Bu sene tüm dünya her anlamda kış mevsimi zor geçiyor. Bahar tarih olarak yüzünü gösterse de fiziki olarak henüz gösteremedi. Cemreler düştü, bahar bayramı da kutlandı ama havalar bir türlü ısınamadı. Haliyle mevsimlerin geçiş süreci de ruh halimizi etkiliyor. Güneşin yüzünü göstermesi ile birlikte hayata bakış açısı da bir nebze olsun değişiyor.

Araştırmalara göre kapalı havaya sahip olan ülkelerin insanlarının daha soğuk ve içine kapalı oldukları gözlemlenmiş.

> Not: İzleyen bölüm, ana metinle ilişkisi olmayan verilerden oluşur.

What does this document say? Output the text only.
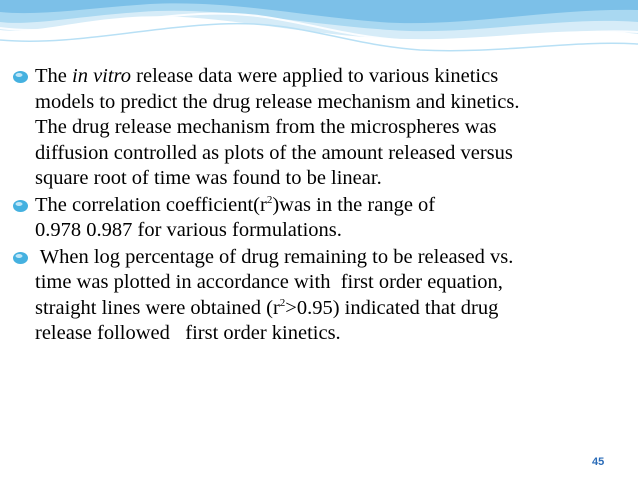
The in vitro release data were applied to various kinetics
models to predict the drug release mechanism and kinetics.
The drug release mechanism from the microspheres was
diffusion controlled as plots of the amount released versus
square root of time was found to be linear.
The correlation $coefficient(r^2)was$ in the range of
0.978 0.987 for various formulations.
When log percentage of drug remaining to be released vs.
time was plotted in accordance with  first order equation,
straight lines were obtained $(r^2>0.95)$ indicated that drug
release followed   first order kinetics.
45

Nasıl ki ülkemizin dört mevsimi ardı ardına hatta bazen aynı anda yaşıyor olması bizde de duygu durum karışıklıklarına sebep olabiliyor.

Misal ben yağmurlu ve kasvetli havalarda daha karamsar ve daha içine kapalı olduğumu sezinliyorum.

Nisan ayının yaklaşması ile birlikte, tomurcukların da filizlenmesiyle çoğu insanın içi ferahlayıp gönlünün genişleyeceğine inanıyorum.

Sonbaharda doğa nadasa yatıp yapraklarını döküyorsa ilkbaharda da baharın umutları hem doğayı hem de içimizi kaplıyor.

Yaz mevsiminin gelmesi ile birlikte de insanda da tatil isteği beliriyor. Çünkü bütün sene yorulan vücut kısa süreliğine de olsa artık dinlenmeye çekilmek istiyor.

Yazın dolup taşan sahiller, masmavi deniz, masmavi gökyüzü, dinlenme, eğlence… İnsan daha ne ister ki hayattan.

Bir süre deşarj olduktan sonra hayatımıza kaldığımız yerden devam ediyoruz.

Hayat, zaten çoğu zaman alışkanlıklardan ibaret…

Az önce anlattıklarım da böyle. Nasıl ki dört mevsim peş peşe yaşanıyorsa hayat da akışını o şekilde yaşıyor. Esasında hayatımızın akışı da mevsimlerin akışı ile doğru orantılı.

Bu aynı zamanda ruhsal durumumuzu da etkiliyor.